Because these increases have been, and will continue to be, much greater than for wages in general, the fraction of employees aged 25+ subject to the minimum looks set to treble in just five years, reaching 12 per cent in 2020.
There is a case for a higher minimum wage to help low-wage people—especially since evidence up to 2015 suggests we hadn’t reached the point where a higher minimum starts affecting the employment prospects of those it’s designed to help. But clearly if we raised the minimum indefinitely we would eventually reach such a point: firms appear to be able to adjust to a minimum of £7 per hour without shedding jobs, but no one supposes the same would be true at £100 per hour.
The challenge is that we don’t know at what point inbetween the negative impacts on jobs (and/or hours of work) would become larger than we’re willing to tolerate. So as we push the minimum up into uncharted territory we need to do so in a careful manner that allows us to respond to new evidence on its effects.
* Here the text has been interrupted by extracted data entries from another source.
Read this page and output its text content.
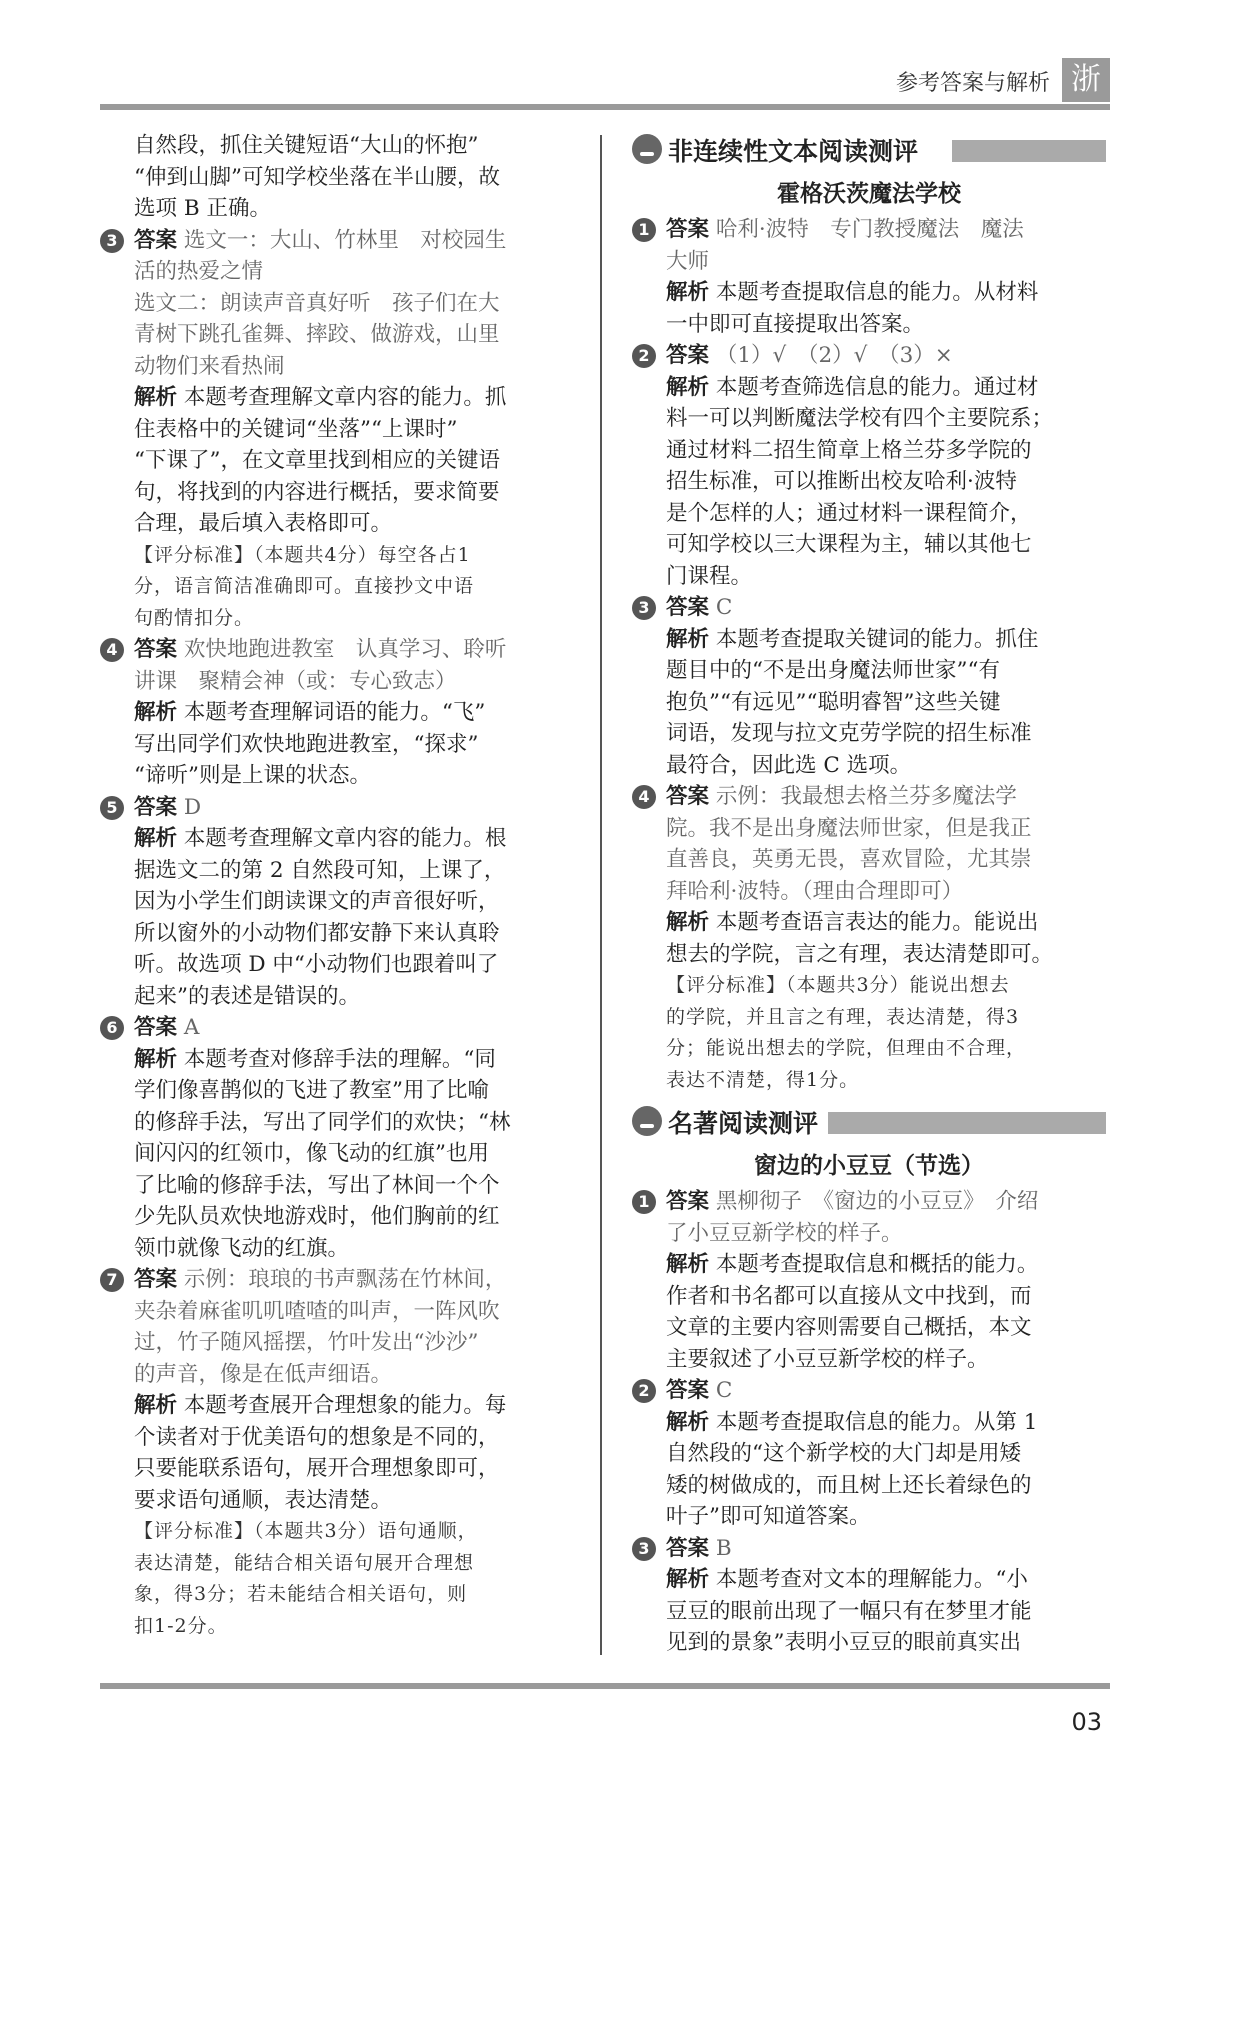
参考答案与解析 浙
自然段，抓住关键短语“大山的怀抱”
“伸到山脚”可知学校坐落在半山腰，故
选项 B 正确。
3 答案 选文一：大山、竹林里　对校园生
活的热爱之情
选文二：朗读声音真好听　孩子们在大
青树下跳孔雀舞、摔跤、做游戏，山里
动物们来看热闹
解析 本题考查理解文章内容的能力。抓
住表格中的关键词“坐落”“上课时”
“下课了”，在文章里找到相应的关键语
句，将找到的内容进行概括，要求简要
合理，最后填入表格即可。
【评分标准】（本题共4分）每空各占1
分，语言简洁准确即可。直接抄文中语
句酌情扣分。
4 答案 欢快地跑进教室　认真学习、聆听
讲课　聚精会神（或：专心致志）
解析 本题考查理解词语的能力。“飞”
写出同学们欢快地跑进教室，“探求”
“谛听”则是上课的状态。
5 答案 D
解析 本题考查理解文章内容的能力。根
据选文二的第 2 自然段可知，上课了，
因为小学生们朗读课文的声音很好听，
所以窗外的小动物们都安静下来认真聆
听。故选项 D 中“小动物们也跟着叫了
起来”的表述是错误的。
6 答案 A
解析 本题考查对修辞手法的理解。“同
学们像喜鹊似的飞进了教室”用了比喻
的修辞手法，写出了同学们的欢快；“林
间闪闪的红领巾，像飞动的红旗”也用
了比喻的修辞手法，写出了林间一个个
少先队员欢快地游戏时，他们胸前的红
领巾就像飞动的红旗。
7 答案 示例：琅琅的书声飘荡在竹林间，
夹杂着麻雀叽叽喳喳的叫声，一阵风吹
过，竹子随风摇摆，竹叶发出“沙沙”
的声音，像是在低声细语。
解析 本题考查展开合理想象的能力。每
个读者对于优美语句的想象是不同的，
只要能联系语句，展开合理想象即可，
要求语句通顺，表达清楚。
【评分标准】（本题共3分）语句通顺，
表达清楚，能结合相关语句展开合理想
象，得3分；若未能结合相关语句，则
扣1-2分。
非连续性文本阅读测评
霍格沃茨魔法学校
1 答案 哈利·波特　专门教授魔法　魔法
大师
解析 本题考查提取信息的能力。从材料
一中即可直接提取出答案。
2 答案 （1）√　（2）√　（3）×
解析 本题考查筛选信息的能力。通过材
料一可以判断魔法学校有四个主要院系；
通过材料二招生简章上格兰芬多学院的
招生标准，可以推断出校友哈利·波特
是个怎样的人；通过材料一课程简介，
可知学校以三大课程为主，辅以其他七
门课程。
3 答案 C
解析 本题考查提取关键词的能力。抓住
题目中的“不是出身魔法师世家”“有
抱负”“有远见”“聪明睿智”这些关键
词语，发现与拉文克劳学院的招生标准
最符合，因此选 C 选项。
4 答案 示例：我最想去格兰芬多魔法学
院。我不是出身魔法师世家，但是我正
直善良，英勇无畏，喜欢冒险，尤其崇
拜哈利·波特。（理由合理即可）
解析 本题考查语言表达的能力。能说出
想去的学院，言之有理，表达清楚即可。
【评分标准】（本题共3分）能说出想去
的学院，并且言之有理，表达清楚，得3
分；能说出想去的学院，但理由不合理，
表达不清楚，得1分。
名著阅读测评
窗边的小豆豆（节选）
1 答案 黑柳彻子　《窗边的小豆豆》　介绍
了小豆豆新学校的样子。
解析 本题考查提取信息和概括的能力。
作者和书名都可以直接从文中找到，而
文章的主要内容则需要自己概括，本文
主要叙述了小豆豆新学校的样子。
2 答案 C
解析 本题考查提取信息的能力。从第 1
自然段的“这个新学校的大门却是用矮
矮的树做成的，而且树上还长着绿色的
叶子”即可知道答案。
3 答案 B
解析 本题考查对文本的理解能力。“小
豆豆的眼前出现了一幅只有在梦里才能
见到的景象”表明小豆豆的眼前真实出
03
New IFS research uncovers another reason why previous evidence on the employment effects of the minimum wage is of limited value when looking to the future: the jobs affected by a higher minimum are quite different from those affected by it before. Many of the very lowest paid jobs are personal service and care jobs. The slightly higher-paid roles that will now be brought within the minimum wage net include a lot more retail cashiers and receptionists, to give two examples. The latter jobs are more easily automated than the former. As a result, in many cases it would now be easier than it was before for firms to respond to a rising cost of labour by switching to machines.